Affective Behaviour Analysis via Progressive Learning

Chen Liu,Wei Zhang,Feng Qiu,Lincheng Li,Xin Yu
2024-07-26
Abstract:Affective Behavior Analysis aims to develop emotionally intelligent technology that can recognize and respond to human emotions. To advance this, the 7th Affective Behavior Analysis in-the-wild (ABAW) competition establishes two tracks: i.e., the Multi-task Learning (MTL) Challenge and the Compound Expression (CE) challenge based on Aff-Wild2 and C-EXPR-DB datasets. In this paper, we present our methods and experimental results for the two competition tracks. Specifically, it can be summarized in the following four aspects: 1) To attain high-quality facial features, we train a Masked-Auto Encoder in a self-supervised manner. 2) We devise a temporal convergence module to capture the temporal information between video frames and explore the impact of window size and sequence length on each sub-task. 3) To facilitate the joint optimization of various sub-tasks, we explore the impact of sub-task joint training and feature fusion from individual tasks on each task performance improvement. 4) We utilize curriculum learning to transition the model from recognizing single expressions to recognizing compound expressions, thereby improving the accuracy of compound expression recognition. Extensive experiments demonstrate the superiority of our designs.
Computer Vision and Pattern Recognition
What problem does this paper attempt to address?

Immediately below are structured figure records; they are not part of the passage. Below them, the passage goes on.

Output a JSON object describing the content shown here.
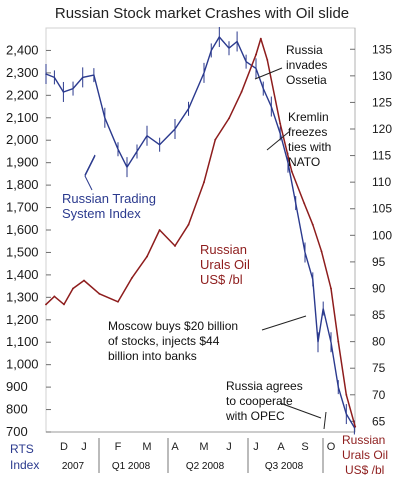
{
  "chart_data": {
    "type": "line",
    "title": "Russian Stock market Crashes with Oil slide",
    "left_axis": {
      "ticks": [
        "2,400",
        "2,300",
        "2,200",
        "2,100",
        "2,000",
        "1,900",
        "1,800",
        "1,700",
        "1,600",
        "1,500",
        "1,400",
        "1,300",
        "1,200",
        "1,100",
        "1,000",
        "900",
        "800",
        "700"
      ],
      "ylim": [
        700,
        2500
      ]
    },
    "right_axis": {
      "ticks": [
        "135",
        "130",
        "125",
        "120",
        "115",
        "110",
        "105",
        "100",
        "95",
        "90",
        "85",
        "80",
        "75",
        "70",
        "65"
      ],
      "ylim": [
        63,
        139
      ]
    },
    "x_axis": {
      "months": [
        "D",
        "J",
        "F",
        "M",
        "A",
        "M",
        "J",
        "J",
        "A",
        "S",
        "O"
      ],
      "periods": [
        "2007",
        "Q1 2008",
        "Q2 2008",
        "Q3 2008"
      ],
      "left_label_line1": "RTS",
      "left_label_line2": "Index",
      "right_label_line1": "Russian",
      "right_label_line2": "Urals Oil",
      "right_label_line3": "US$ /bl"
    },
    "series": [
      {
        "name": "Russian Trading System Index",
        "axis": "left",
        "color": "#2b3a8e",
        "points": [
          [
            "Nov 01",
            2295
          ],
          [
            "Nov 15",
            2280
          ],
          [
            "Nov 30",
            2215
          ],
          [
            "Dec 15",
            2230
          ],
          [
            "Dec 30",
            2280
          ],
          [
            "Jan 10",
            2290
          ],
          [
            "Jan 20",
            2100
          ],
          [
            "Feb 01",
            1960
          ],
          [
            "Feb 10",
            1880
          ],
          [
            "Feb 20",
            1950
          ],
          [
            "Mar 01",
            2020
          ],
          [
            "Mar 15",
            1980
          ],
          [
            "Apr 01",
            2050
          ],
          [
            "Apr 15",
            2140
          ],
          [
            "May 01",
            2300
          ],
          [
            "May 10",
            2400
          ],
          [
            "May 20",
            2460
          ],
          [
            "Jun 01",
            2410
          ],
          [
            "Jun 10",
            2440
          ],
          [
            "Jun 20",
            2350
          ],
          [
            "Jul 01",
            2320
          ],
          [
            "Jul 10",
            2230
          ],
          [
            "Jul 20",
            2150
          ],
          [
            "Jul 31",
            2030
          ],
          [
            "Aug 10",
            1900
          ],
          [
            "Aug 20",
            1720
          ],
          [
            "Sep 01",
            1500
          ],
          [
            "Sep 10",
            1380
          ],
          [
            "Sep 16",
            1100
          ],
          [
            "Sep 22",
            1250
          ],
          [
            "Oct 01",
            1100
          ],
          [
            "Oct 10",
            900
          ],
          [
            "Oct 20",
            780
          ],
          [
            "Oct 30",
            720
          ]
        ]
      },
      {
        "name": "Russian Urals Oil US$ /bl",
        "axis": "right",
        "color": "#8e1d1d",
        "points": [
          [
            "Nov 01",
            87
          ],
          [
            "Nov 15",
            88.5
          ],
          [
            "Dec 01",
            87
          ],
          [
            "Dec 15",
            90
          ],
          [
            "Jan 01",
            91.5
          ],
          [
            "Jan 15",
            89
          ],
          [
            "Feb 01",
            87.5
          ],
          [
            "Feb 15",
            92
          ],
          [
            "Mar 01",
            96
          ],
          [
            "Mar 15",
            101
          ],
          [
            "Apr 01",
            98
          ],
          [
            "Apr 15",
            102
          ],
          [
            "May 01",
            110
          ],
          [
            "May 15",
            118
          ],
          [
            "Jun 01",
            122
          ],
          [
            "Jun 15",
            127
          ],
          [
            "Jul 01",
            134
          ],
          [
            "Jul 07",
            137
          ],
          [
            "Jul 15",
            133
          ],
          [
            "Jul 31",
            121
          ],
          [
            "Aug 15",
            112
          ],
          [
            "Aug 31",
            106
          ],
          [
            "Sep 10",
            102
          ],
          [
            "Sep 20",
            97
          ],
          [
            "Oct 01",
            90
          ],
          [
            "Oct 10",
            80
          ],
          [
            "Oct 20",
            70
          ],
          [
            "Oct 31",
            64
          ]
        ]
      }
    ],
    "annotations": [
      {
        "lines": [
          "Russia",
          "invades",
          "Ossetia"
        ],
        "color": "#111111"
      },
      {
        "lines": [
          "Kremlin",
          "freezes",
          "ties with",
          "NATO"
        ],
        "color": "#111111"
      },
      {
        "lines": [
          "Russian Trading",
          "System Index"
        ],
        "color": "#2b3a8e"
      },
      {
        "lines": [
          "Russian",
          "Urals Oil",
          "US$ /bl"
        ],
        "color": "#8e1d1d"
      },
      {
        "lines": [
          "Moscow buys $20 billion",
          "of stocks, injects $44",
          "billion into banks"
        ],
        "color": "#111111"
      },
      {
        "lines": [
          "Russia agrees",
          "to cooperate",
          "with OPEC"
        ],
        "color": "#111111"
      }
    ]
  }
}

### Problems the Paper Attempts to Solve The paper primarily focuses on Affective Behavior Analysis, aiming to develop intelligent technologies capable of recognizing and responding to human emotions. Specifically, the paper advances this goal through the following two competition tracks: 1. **Multi-Task Learning (MTL) Challenge**: - This challenge is based on the Aff-Wild2 and C-EXPR-DB datasets and includes three sub-tasks: Action Unit (AU) prediction, Expression Recognition (EXPR), and Valence-Arousal (VA) estimation. - Researchers extract high-quality facial features through self-supervised training of a Masked-Auto Encoder (MAE) and design a temporal aggregation module to capture temporal information between video frames. 2. **Compound Expression (CE) Challenge**: - This challenge requires recognizing compound expressions with limited annotated data. - Researchers adopt a progressive learning strategy, first training a single expression recognition model, then gradually introducing compound expression data, and using CutMix and Mixup techniques to enhance data diversity. Through the above methods, researchers achieved significant performance improvements in both competition tracks and validated the effectiveness of their approach.